No, that incident let us prove to the world our integrity and what we did. Hours after we found out, we had people on the ground rechecking the facts. Thomas was not an author collecting information, he was one of the coordinators. So really, he didn’t have to visit those places. We’ve decided that we weren’t angry, it didn’t affect our business, and indirectly gave us a lot of credibility.
Do you verify what the writers say in the guides, or do you trust them implicitly?
We do have that extreme faith, but it’s not about checking or not. The reality is we do have counterchecks, because society now changes so dynamically—what was there six months ago might not be there now. We have an overlap kind of a system in the way we collect information.
What is the best advice that you personally found in a Lonely Planet guide?
I was in the south of France and I needed to make restaurant reservations. In Europe, they often go on siesta so there’s nobody to answer phone calls. But if you drop by the restaurant, there will be people to take the reservations. It’s impressive because you don’t think about those details—an agent will simply say, sorry, the guy won’t answer the phone. And you wouldn’t think of actually making a trip there.
That taught me a lot about the culture—despite all this wonderfulness of technology, you still have to go down there, knock on the door until the guy wakes up and scolds you in the face, but appreciates the fact (that) you came there, and takes down your reservation.
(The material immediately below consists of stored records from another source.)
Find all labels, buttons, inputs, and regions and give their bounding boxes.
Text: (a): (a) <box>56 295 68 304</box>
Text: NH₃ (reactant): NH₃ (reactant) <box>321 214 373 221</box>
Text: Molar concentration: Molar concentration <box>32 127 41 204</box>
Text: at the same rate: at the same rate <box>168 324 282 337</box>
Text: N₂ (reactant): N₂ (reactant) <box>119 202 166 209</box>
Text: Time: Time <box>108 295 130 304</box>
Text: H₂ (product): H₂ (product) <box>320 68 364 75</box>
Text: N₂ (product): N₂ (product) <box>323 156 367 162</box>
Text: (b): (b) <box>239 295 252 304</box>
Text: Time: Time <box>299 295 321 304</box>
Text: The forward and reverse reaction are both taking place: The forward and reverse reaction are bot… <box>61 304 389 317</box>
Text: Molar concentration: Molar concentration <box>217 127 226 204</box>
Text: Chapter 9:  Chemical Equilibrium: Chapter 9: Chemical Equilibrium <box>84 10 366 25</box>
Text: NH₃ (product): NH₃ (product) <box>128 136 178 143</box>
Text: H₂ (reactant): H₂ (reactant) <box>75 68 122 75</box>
And the beauty of it was that evening, he recognized me, and called me by name.
Give us a tip about Singapore, where you currently live.
You have to go to this place called Glutton’s Bay at the Esplanade, because that’s one location that gives you the real sincerity of local Singapore food, but in a very upscale environment. It’s in the centre of the city and managed by the Singapore Tourism Board, and it’s very affordable. To me, if you’re in Singapore for only 2 hours, it’s one of the places you should go to.